The yellow metal touched an intra-day high of $1734/oz and was trading at $1732/oz till 4.30 pm IST today. On the MCX, Gold April contract rose around 0.2 percent as further gains were capped due to a stronger Rupee.
Gold traders are getting more bullish after billionaire hedge-fund manager John Paulson told investors it’s time to buy the metal as protection against inflation caused by government spending.
Twelve of 22 surveyed by Bloomberg expect prices to gain next week and five were neutral. Paulson & Co. is already the biggest investor in the SPDR Gold Trust, the largest exchange- traded product backed by bullion, with a stake valued at $2.9 billion, a Securities and Exchange Commission filing Feb. 14 showed. Investors have 2,389.7 metric tons in ETPs, within 0.2 percent of the record reached in December and more than all but four central banks, according to data compiled by Bloomberg.

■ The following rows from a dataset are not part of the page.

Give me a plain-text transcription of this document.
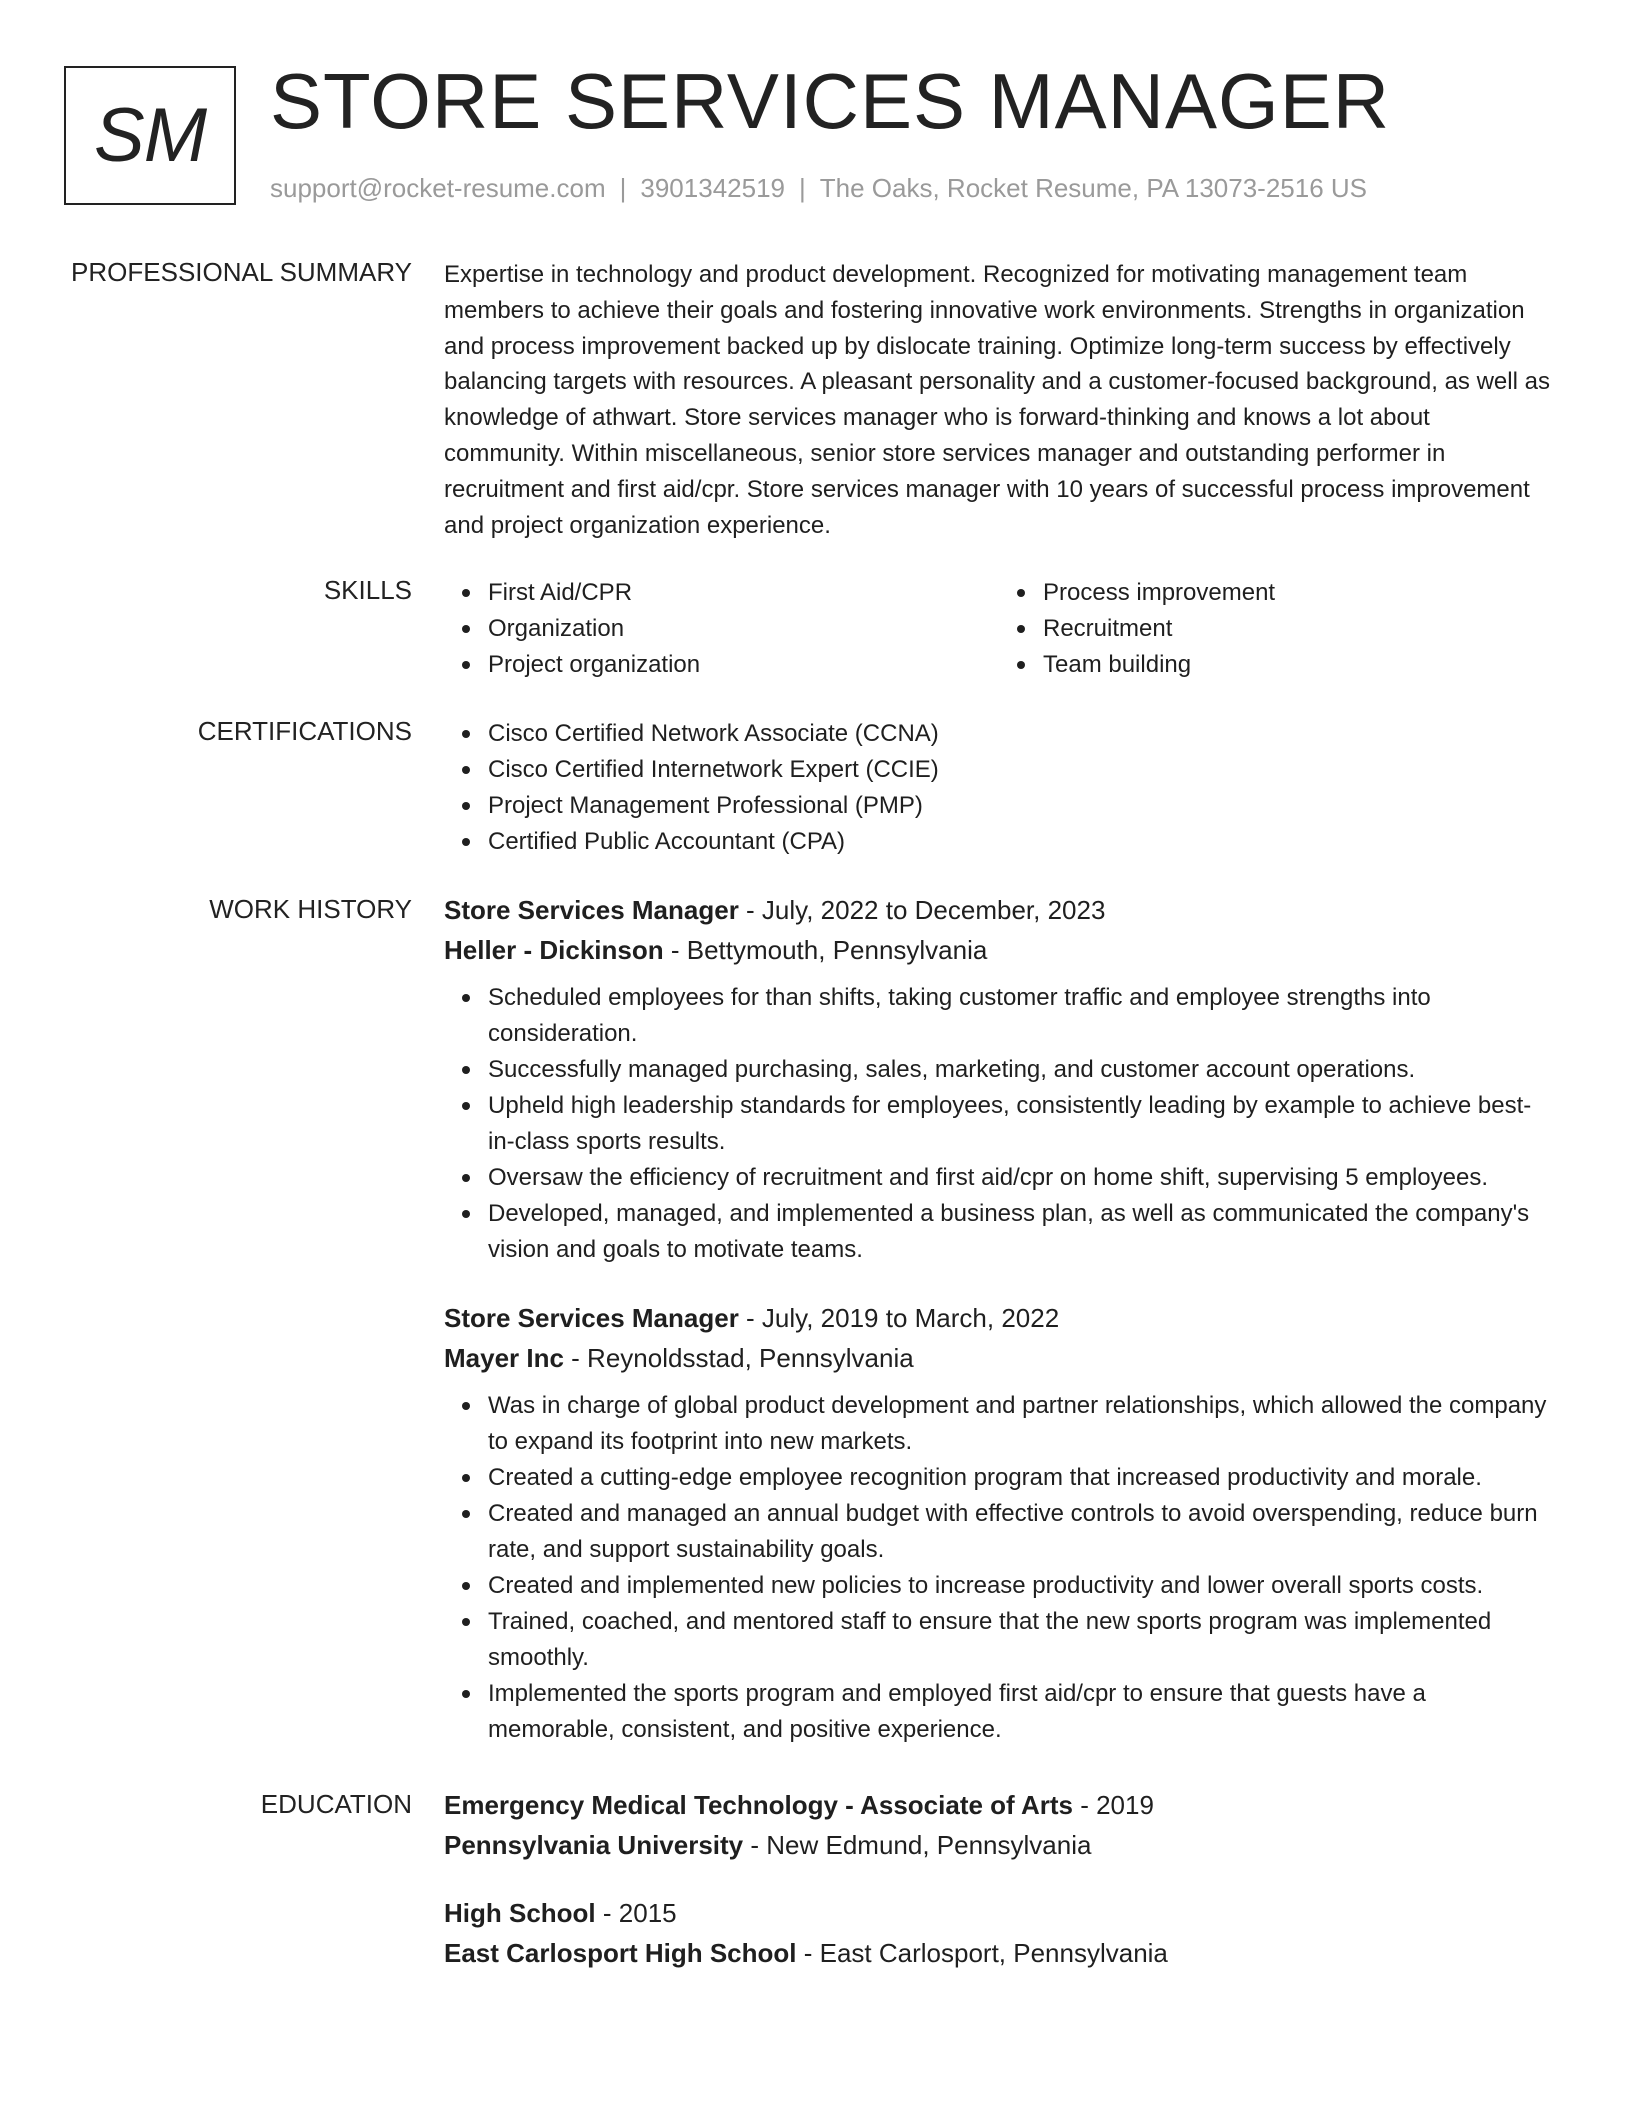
SM STORE SERVICES MANAGER
support@rocket-resume.com | 3901342519 | The Oaks, Rocket Resume, PA 13073-2516 US
PROFESSIONAL SUMMARY Expertise in technology and product development. Recognized for motivating management team members to achieve their goals and fostering innovative work environments. Strengths in organization and process improvement backed up by dislocate training. Optimize long-term success by effectively balancing targets with resources. A pleasant personality and a customer-focused background, as well as knowledge of athwart. Store services manager who is forward-thinking and knows a lot about community. Within miscellaneous, senior store services manager and outstanding performer in recruitment and first aid/cpr. Store services manager with 10 years of successful process improvement and project organization experience.

SKILLS	First Aid/CPR
Organization
Project organization
Process improvement
Recruitment
Team building
CERTIFICATIONS	Cisco Certified Network Associate (CCNA)
Cisco Certified Internetwork Expert (CCIE)
Project Management Professional (PMP)
Certified Public Accountant (CPA)
WORK HISTORY Store Services Manager - July, 2022 to December, 2023
Heller - Dickinson - Bettymouth, Pennsylvania
Scheduled employees for than shifts, taking customer traffic and employee strengths into consideration.
Successfully managed purchasing, sales, marketing, and customer account operations.
Upheld high leadership standards for employees, consistently leading by example to achieve best-in-class sports results.
Oversaw the efficiency of recruitment and first aid/cpr on home shift, supervising 5 employees.
Developed, managed, and implemented a business plan, as well as communicated the company's vision and goals to motivate teams.
Store Services Manager - July, 2019 to March, 2022
Mayer Inc - Reynoldsstad, Pennsylvania
Was in charge of global product development and partner relationships, which allowed the company to expand its footprint into new markets.
Created a cutting-edge employee recognition program that increased productivity and morale.
Created and managed an annual budget with effective controls to avoid overspending, reduce burn rate, and support sustainability goals.
Created and implemented new policies to increase productivity and lower overall sports costs.
Trained, coached, and mentored staff to ensure that the new sports program was implemented smoothly.
Implemented the sports program and employed first aid/cpr to ensure that guests have a memorable, consistent, and positive experience.
EDUCATION Emergency Medical Technology - Associate of Arts - 2019
Pennsylvania University - New Edmund, Pennsylvania
High School - 2015
East Carlosport High School - East Carlosport, Pennsylvania
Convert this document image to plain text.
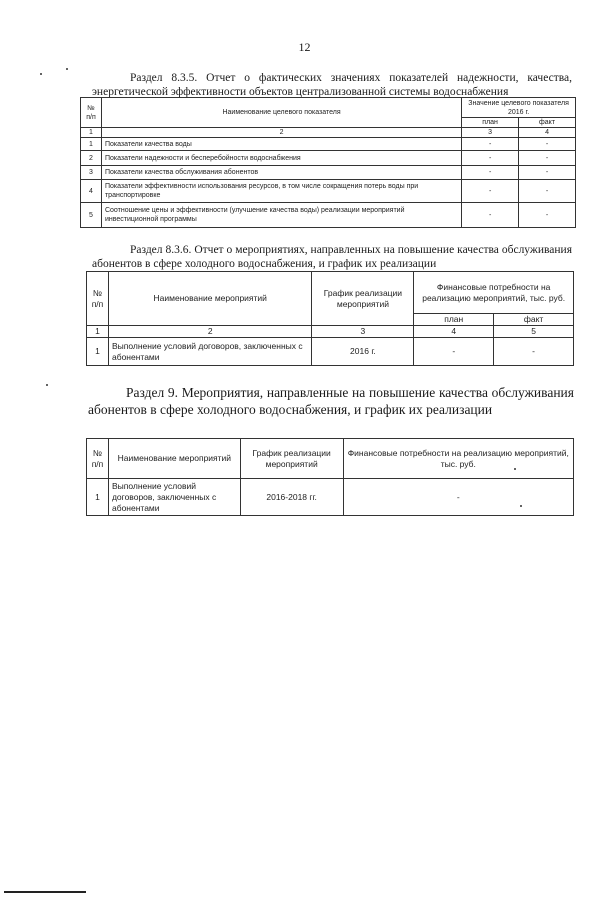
12
Раздел 8.3.5. Отчет о фактических значениях показателей надежности, качества, энергетической эффективности объектов централизованной системы водоснабжения
№ п/п	Наименование целевого показателя	Значение целевого показателя 2016 г.	
		план	факт
1	2	3	4
1	Показатели качества воды	-	-
2	Показатели надежности и бесперебойности водоснабжения	-	-
3	Показатели качества обслуживания абонентов	-	-
4	Показатели эффективности использования ресурсов, в том числе сокращения потерь воды при транспортировке	-	-
5	Соотношение цены и эффективности (улучшение качества воды) реализации мероприятий инвестиционной программы	-	-
Раздел 8.3.6. Отчет о мероприятиях, направленных на повышение качества обслуживания абонентов в сфере холодного водоснабжения, и график их реализации
№ п/п	Наименование мероприятий	График реализации мероприятий	Финансовые потребности на реализацию мероприятий, тыс. руб.	
			план	факт
1	2	3	4	5
1	Выполнение условий договоров, заключенных с абонентами	2016 г.	-	-
Раздел 9. Мероприятия, направленные на повышение качества обслуживания абонентов в сфере холодного водоснабжения, и график их реализации
№ п/п	Наименование мероприятий	График реализации мероприятий	Финансовые потребности на реализацию мероприятий, тыс. руб.
1	Выполнение условий договоров, заключенных с абонентами	2016-2018 гг.	-
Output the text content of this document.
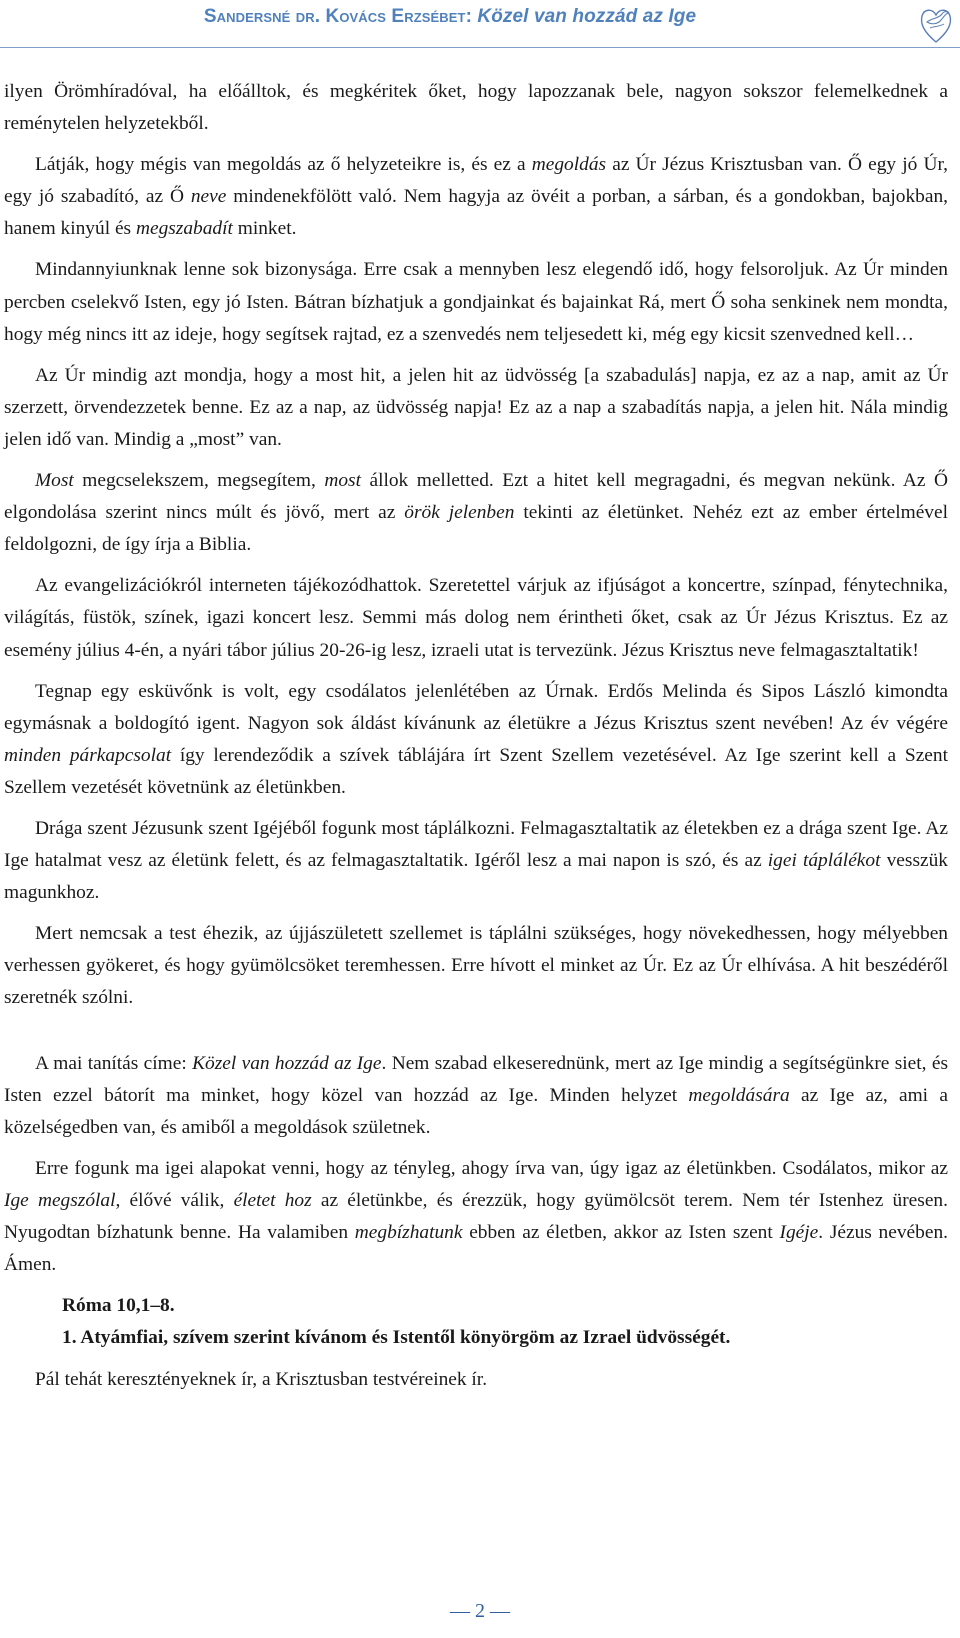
Sandersné dr. Kovács Erzsébet: Közel van hozzád az Ige

ilyen Örömhíradóval, ha előálltok, és megkéritek őket, hogy lapozzanak bele, nagyon sokszor felemelkednek a reménytelen helyzetekből.

Látják, hogy mégis van megoldás az ő helyzeteikre is, és ez a megoldás az Úr Jézus Krisztusban van. Ő egy jó Úr, egy jó szabadító, az Ő neve mindenekfölött való. Nem hagyja az övéit a porban, a sárban, és a gondokban, bajokban, hanem kinyúl és megszabadít minket.

Mindannyiunknak lenne sok bizonysága. Erre csak a mennyben lesz elegendő idő, hogy felsoroljuk. Az Úr minden percben cselekvő Isten, egy jó Isten. Bátran bízhatjuk a gondjainkat és bajainkat Rá, mert Ő soha senkinek nem mondta, hogy még nincs itt az ideje, hogy segítsek rajtad, ez a szenvedés nem teljesedett ki, még egy kicsit szenvedned kell…

Az Úr mindig azt mondja, hogy a most hit, a jelen hit az üdvösség [a szabadulás] napja, ez az a nap, amit az Úr szerzett, örvendezzetek benne. Ez az a nap, az üdvösség napja! Ez az a nap a szabadítás napja, a jelen hit. Nála mindig jelen idő van. Mindig a „most” van.

Most megcselekszem, megsegítem, most állok melletted. Ezt a hitet kell megragadni, és megvan nekünk. Az Ő elgondolása szerint nincs múlt és jövő, mert az örök jelenben tekinti az életünket. Nehéz ezt az ember értelmével feldolgozni, de így írja a Biblia.

Az evangelizációkról interneten tájékozódhattok. Szeretettel várjuk az ifjúságot a koncertre, színpad, fénytechnika, világítás, füstök, színek, igazi koncert lesz. Semmi más dolog nem érintheti őket, csak az Úr Jézus Krisztus. Ez az esemény július 4-én, a nyári tábor július 20-26-ig lesz, izraeli utat is tervezünk. Jézus Krisztus neve felmagasztaltatik!

Tegnap egy esküvőnk is volt, egy csodálatos jelenlétében az Úrnak. Erdős Melinda és Sipos László kimondta egymásnak a boldogító igent. Nagyon sok áldást kívánunk az életükre a Jézus Krisztus szent nevében! Az év végére minden párkapcsolat így lerendeződik a szívek táblájára írt Szent Szellem vezetésével. Az Ige szerint kell a Szent Szellem vezetését követnünk az életünkben.

Drága szent Jézusunk szent Igéjéből fogunk most táplálkozni. Felmagasztaltatik az életekben ez a drága szent Ige. Az Ige hatalmat vesz az életünk felett, és az felmagasztaltatik. Igéről lesz a mai napon is szó, és az igei táplálékot vesszük magunkhoz.

Mert nemcsak a test éhezik, az újjászületett szellemet is táplálni szükséges, hogy növekedhessen, hogy mélyebben verhessen gyökeret, és hogy gyümölcsöket teremhessen. Erre hívott el minket az Úr. Ez az Úr elhívása. A hit beszédéről szeretnék szólni.

A mai tanítás címe: Közel van hozzád az Ige. Nem szabad elkeserednünk, mert az Ige mindig a segítségünkre siet, és Isten ezzel bátorít ma minket, hogy közel van hozzád az Ige. Minden helyzet megoldására az Ige az, ami a közelségedben van, és amiből a megoldások születnek.

Erre fogunk ma igei alapokat venni, hogy az tényleg, ahogy írva van, úgy igaz az életünkben. Csodálatos, mikor az Ige megszólal, élővé válik, életet hoz az életünkbe, és érezzük, hogy gyümölcsöt terem. Nem tér Istenhez üresen. Nyugodtan bízhatunk benne. Ha valamiben megbízhatunk ebben az életben, akkor az Isten szent Igéje. Jézus nevében. Ámen.

Róma 10,1–8.
1. Atyámfiai, szívem szerint kívánom és Istentől könyörgöm az Izrael üdvösségét.

Pál tehát keresztényeknek ír, a Krisztusban testvéreinek ír.

— 2 —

Speculators in U.S. gold futures are now their most bullish since September after the Bank of England and Bank of Japan said they will buy more assets and the Federal Reserve said it was considering purchasing more bonds. Central banks are also expanding their bullion reserves, adding 439.7 tons last year, the most in almost five decades. They may buy a similar amount in 2012
Gold rose 11 percent to $1,735.60 an ounce this year on the Comex in New York. The Standard & Poor’s GSCI gauge of 24 commodities gained 6.7 percent and MSCI All-Country World Index of equities climbed 9.8 percent. Treasuries lost 0.5 percent, a Bank of America Corp. index shows.
Hedge funds and other money managers boosted wagers on higher prices by 57 percent since mid-January. They raised their net-long position by 8.6 percent to 173,172 futures and options in the week ended Feb. 7, the highest level since mid-September, Commodity Futures Trading Commission data show.
Central banks are keeping interest rates at or near record lows and expanding stimulus measures to spur growth that the International Monetary Fund predicted on Jan. 24 will be 3.3 percent this year, down from a previous forecast of 4 percent. Greece is seeking more aid on top of the 110 billion euros ($145 billion) awarded in 2010 and Moody’s Investors Service cut the ratings of six European nations on Feb. 13.
‘Build a Position’
“By the time inflation becomes evident, gold will probably have moved, which implies that now is the time to build a position in gold,” New-York based Paulson said in a letter to investors obtained by Bloomberg. Armel Leslie, a spokesman for Paulson, declined to comment.
The 56-year-old manager’s SPDR Gold Trust holdings fell 15 percent in the fourth quarter as his $23 billion hedge fund company had its worst-ever year. His Advantage Plus Fund lost 51 percent in 2011, and the firm said in a third-quarter letter that financial services companies were the “primary drag.” Paulson became a billionaire in 2007 by betting against the U.S. subprime mortgage market. Gold rose 10 percent last year in New York trading, an 11th consecutive annual gain.
Europe’s deepening debt crisis may spur some investors to retreat to cash. Bullion dropped 3.4 percent in the three months through December, the first quarterly decline since 2008, as the value of global equities slumped more than $10 trillion from the May peak, data compiled by Bloomberg show.